I ruled out the script by creating a new cluster and adding my own command:
As expected, this was merged into the user-data.iso
file mounted to the VM, but /tmp/test.txt
didn’t exist, so it was never executed.
Checking cloud-init logs
Cloud-Init
has an easy way to collect logs – the cloud-init collect-logs
command, This will generate a tarball:
sles-15-sp3-pool1-15a47a8f-xcspb:/ # cloud-init collect-logs
Wrote /cloud-init.tar.gz
I noted in cloud-init.log
I could see the script file being saved:
2023-01-18 09:56:22,917 - helpers.py[DEBUG]: Running config-write-files using lock (<FileLock using file '/var/lib/cloud/instances/nocloud/sem/config_write_files'>)
2023-01-18 09:56:22,927 - util.py[DEBUG]: Writing to /usr/local/custom_script/install.sh - wb: [644] 29800 bytes
2023-01-18 09:56:22,928 - util.py[DEBUG]: Changing the ownership of /usr/local/custom_script/install.sh to 0:0
But nothing indicating it was executed.
I decided to extrapolate a list of all the cloud-init modules that were initiated:
cat cloud-init.log | grep "Running module"
stages.py[DEBUG]: Running module migrator
stages.py[DEBUG]: Running module seed_random
stages.py[DEBUG]: Running module bootcmd
stages.py[DEBUG]: Running module write-files
stages.py[DEBUG]: Running module growpart
stages.py[DEBUG]: Running module resizefs
stages.py[DEBUG]: Running module disk_setup
stages.py[DEBUG]: Running module mounts
stages.py[DEBUG]: Running module set_hostname
stages.py[DEBUG]: Running module update_hostname
stages.py[DEBUG]: Running module update_etc_hosts
stages.py[DEBUG]: Running module rsyslog
stages.py[DEBUG]: Running module users-groups
stages.py[DEBUG]: Running module ssh
But still, no sign of runcmd
.
Checking cloud-init configuration
Outside of the log bundle, /etc/cloud/cloud.cfg
includes the configuration for cloud-init. having suspected the runcmd
module may not be loaded, I checked, but it was present:
# The modules that run in the 'config' stage
cloud_config_modules:
- ssh-import-id
- locale
- set-passwords
- zypper-add-repo
- ntp
- timezone
- disable-ec2-metadata
- runcmd
However, I noticed that nothing from the cloud_config_modules
block was mentioned in cloud-init.log
. However, everything from cloud_init_modules
was:
# The modules that run in the 'init' stage
cloud_init_modules:
- migrator
- seed_random
- bootcmd
- write-files
- growpart
- resizefs
- disk_setup
- mounts
- set_hostname
- update_hostname
- update_etc_hosts
- ca-certs
- rsyslog
- users-groups
- ssh
So, it appeared the entire cloud_config_modules
step wasn’t running. Weird.
Fixing
After speaking with someone from the cloud-init community, I found out that there are several cloud-init services that exist on a host machine.

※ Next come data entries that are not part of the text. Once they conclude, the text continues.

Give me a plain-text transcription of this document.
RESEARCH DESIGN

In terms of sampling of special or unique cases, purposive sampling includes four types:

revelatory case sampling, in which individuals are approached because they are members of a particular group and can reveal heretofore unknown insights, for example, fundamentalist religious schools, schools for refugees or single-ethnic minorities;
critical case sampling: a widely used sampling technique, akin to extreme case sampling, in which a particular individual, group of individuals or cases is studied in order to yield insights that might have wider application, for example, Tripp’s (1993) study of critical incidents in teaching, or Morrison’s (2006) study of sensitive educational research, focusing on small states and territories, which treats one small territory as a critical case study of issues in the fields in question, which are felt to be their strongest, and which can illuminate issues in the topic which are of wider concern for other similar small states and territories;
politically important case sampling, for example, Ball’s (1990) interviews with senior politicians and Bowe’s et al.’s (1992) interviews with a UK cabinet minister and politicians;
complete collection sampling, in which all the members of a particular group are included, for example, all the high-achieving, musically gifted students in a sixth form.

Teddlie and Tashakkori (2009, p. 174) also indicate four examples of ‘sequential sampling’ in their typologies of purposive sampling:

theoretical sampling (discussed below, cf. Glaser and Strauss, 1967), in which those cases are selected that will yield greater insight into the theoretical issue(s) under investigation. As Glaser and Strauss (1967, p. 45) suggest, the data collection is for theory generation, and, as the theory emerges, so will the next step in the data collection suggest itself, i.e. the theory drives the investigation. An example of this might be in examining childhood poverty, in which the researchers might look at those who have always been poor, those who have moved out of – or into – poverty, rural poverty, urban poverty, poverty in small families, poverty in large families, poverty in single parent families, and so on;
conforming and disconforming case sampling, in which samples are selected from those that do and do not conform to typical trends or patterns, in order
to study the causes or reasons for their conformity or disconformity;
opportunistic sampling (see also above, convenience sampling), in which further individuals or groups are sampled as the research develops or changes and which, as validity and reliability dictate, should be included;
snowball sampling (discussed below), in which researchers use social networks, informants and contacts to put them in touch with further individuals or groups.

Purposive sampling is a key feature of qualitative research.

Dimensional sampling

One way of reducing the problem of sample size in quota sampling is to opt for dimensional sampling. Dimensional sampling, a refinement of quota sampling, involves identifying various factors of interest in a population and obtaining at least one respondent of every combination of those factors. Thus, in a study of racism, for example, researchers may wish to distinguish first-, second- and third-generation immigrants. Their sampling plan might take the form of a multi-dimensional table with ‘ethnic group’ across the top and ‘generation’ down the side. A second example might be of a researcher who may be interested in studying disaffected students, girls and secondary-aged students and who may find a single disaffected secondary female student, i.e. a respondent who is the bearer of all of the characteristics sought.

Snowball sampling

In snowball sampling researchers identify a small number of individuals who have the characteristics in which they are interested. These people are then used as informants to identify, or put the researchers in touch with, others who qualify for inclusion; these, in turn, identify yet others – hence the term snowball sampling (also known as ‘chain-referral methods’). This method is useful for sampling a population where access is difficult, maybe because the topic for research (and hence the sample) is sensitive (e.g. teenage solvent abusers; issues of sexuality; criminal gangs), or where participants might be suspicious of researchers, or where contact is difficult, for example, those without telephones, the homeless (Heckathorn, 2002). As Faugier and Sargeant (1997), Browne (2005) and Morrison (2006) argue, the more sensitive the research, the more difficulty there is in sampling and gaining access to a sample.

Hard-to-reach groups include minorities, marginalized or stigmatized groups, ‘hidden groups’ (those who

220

Each dedicated to a specific step.
Default config on SLES 15 SP4 machine:
sles-15-sp3-pool1-15a47a8f-xcspb:/ # sudo systemctl list-unit-files | grep cloud
cloud-config.service disabled disabled
cloud-final.service disabled disabled
cloud-init-local.service disabled disabled
cloud-init.service enabled disabled
cloud-config.target static -
cloud-init.target enabled-runtime disabled
Default config on a Ubuntu 22.04 machine:
packerbuilt@SRV-RNC-1:~$ sudo systemctl list-unit-files | grep cloud
cloud-config.service enabled enabled
cloud-final.service enabled enabled
cloud-init-hotplugd.service static -
cloud-init-local.service enabled enabled
cloud-init.service enabled enabled
cloud-init-hotplugd.socket enabled enabled
cloud-config.target static -
cloud-init.target enabled-runtime enabled
The cloud-config
service was not enabled and therefore would not run any of the related modules. To rectify, I added the following to my Packer script when building the template:
# Ensure cloud-init services are enabled
systemctl enable cloud-init.service
systemctl enable cloud-init-local.server
systemctl enable cloud-config.service
systemctl enable cloud-final.service
After which, provisioning SLES based machines from Rancher worked.